Peut-on noter un changement de politique depuis quelques semaines?
Depuis le 8 février 2016, la Chine est entrée dans l’année du Singe. Le premier changement que l’on peut relever est une augmentation et une clarification de la communication de la part du gouverneur de la Banque populaire de Chine (PBOC). En effet, et contrairement aux épisodes récents, il a, à plusieurs reprises, rappelé qu’une dévaluation marquée du renminbi n’était pas à l’ordre du jour et qu’il convenait de considérer la conduite de la politique de change non plus uniquement selon la parité contre dollar mais contre le panier de devises censé traduire les échanges commerciaux du pays, panier rendu public le 11 décembre dernier.
La nouvelle année en revanche ne modifie en rien la problématique chinoise, qui reste: comment accompagner le changement structurel du modèle économique sans laisser s’effondrer la demande, tout en limitant les pressions baissières sur la devise et en continuant d’ouvrir graduellement le compte de capital. Il s’agit d’un véritable «trilemme», ces trois objectifs étant incompatibles en instantané. La PBOC a tout de même donné une indication sur sa priorité après le G20 des ministres des finances et juste avant l’ouverture de la session annuelle de l’Assemblée nationale du Peuple.
En effet l’annonce d’une baisse de 50bp du coefficient de réserves obligatoires des banques commerciales témoigne de la volonté de soutenir la croissance, en assouplissant les conditions monétaires à l’intérieur du pays.
Les données particulièrement vigoureuses de distribution de crédits bancaires de janvier étaient d’ailleurs déjà une indication très nette du choix décidé par les autorités.
Mais le gouverneur Zhou a également indiqué que la politique monétaire ne pouvait pas tout et qu’une impulsion budgétaire supplémentaire accompagnée de réformes structurelles était nécessaire pour soutenir l’activité. C’est là une ouverture à la veille de la publication des objectifs annuels et des priorités économiques décidés par l’Assemblée.
Pourquoi la banque centrale semble-t-elle modifier son mode de communication?
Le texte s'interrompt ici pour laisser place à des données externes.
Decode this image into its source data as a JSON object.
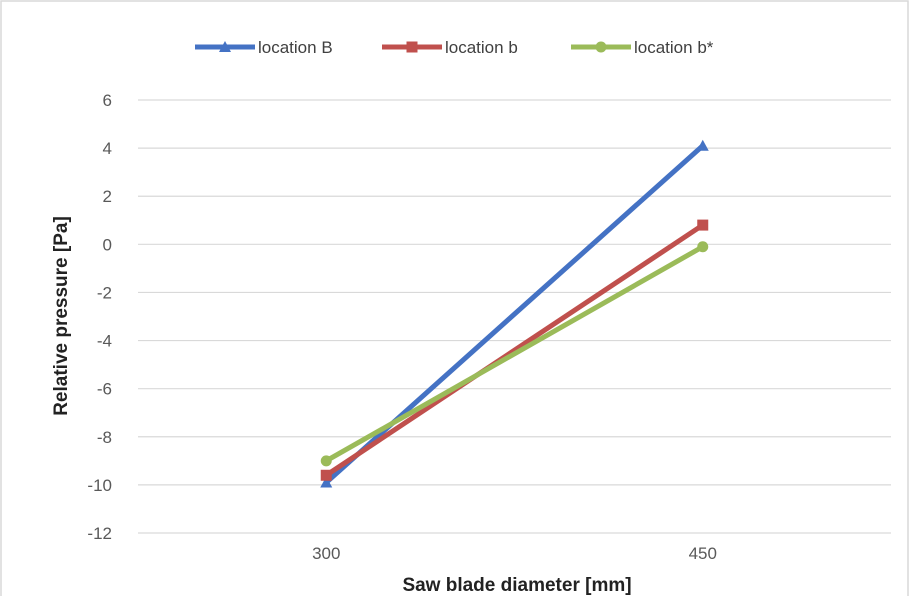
{
  "chart_data": {
    "type": "line",
    "title": "",
    "xlabel": "Saw blade diameter [mm]",
    "ylabel": "Relative pressure [Pa]",
    "categories": [
      "300",
      "450"
    ],
    "ylim": [
      -12,
      6
    ],
    "ytick_step": 2,
    "yticks": [
      "6",
      "4",
      "2",
      "0",
      "-2",
      "-4",
      "-6",
      "-8",
      "-10",
      "-12"
    ],
    "grid": true,
    "legend_position": "top",
    "series": [
      {
        "name": "location B",
        "values": [
          -9.9,
          4.1
        ],
        "color": "#4472C4",
        "marker": "triangle"
      },
      {
        "name": "location b",
        "values": [
          -9.6,
          0.8
        ],
        "color": "#C0504D",
        "marker": "square"
      },
      {
        "name": "location b*",
        "values": [
          -9.0,
          -0.1
        ],
        "color": "#9BBB59",
        "marker": "circle"
      }
    ]
  }
}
Rassurer les investisseurs concernant le rythme de croissance du pays est primordial pour stabiliser les anticipations concernant la devise. En effet, il convient d’interrompre les craintes de dépréciation du renminbi, renforcées par une activité hésitante, qui alimentent les sorties de capitaux alors même que le pays affiche un excédent courant encore confortable. En effet, les réserves de change ont baissé de 512,6 mds de $ en 2015 alors que l’excédent courant progressait sur cette même année de 70 mds de $ par rapport à 2014. Pour expliquer ces sorties de capitaux, il convient d’examiner la balance des paiements de la Chine.
On peut observer dans un premier temps la diminution des flux d’investissements directs des étrangers en Chine, alors que les Chinois investissent toujours à l’étranger. Ensuite on observe une baisse massive des investissements de portefeuille.
Ce poste classique de la balance des paiements ne laisse paraître que les flux d’actifs financiers autorisés via le système de quotas mis en place par la PBOC, dans un régime de contrôle des capitaux. Il s’agit notamment d’une volonté de désendettement des entreprises chinoises, qui avaient emprunté en devises sans couverture dans un environnement d’appréciation continue du renminbi pendant de longues années. La plupart des «fuites de capitaux» passent vraisemblablement via les lignes de la balance des paiements «Erreurs et Omissions», en moyenne nulle mais qui s’est accrue très nettement depuis quelques trimestres, et «Autres Investissements». Ces lignes traduisent les placements en actifs étrangers des résidents chinois, encore accentués par la politique anti-corruption conduite par les autorités.
Dans quelle mesure la baisse des réserves de change est-elle inquiétante?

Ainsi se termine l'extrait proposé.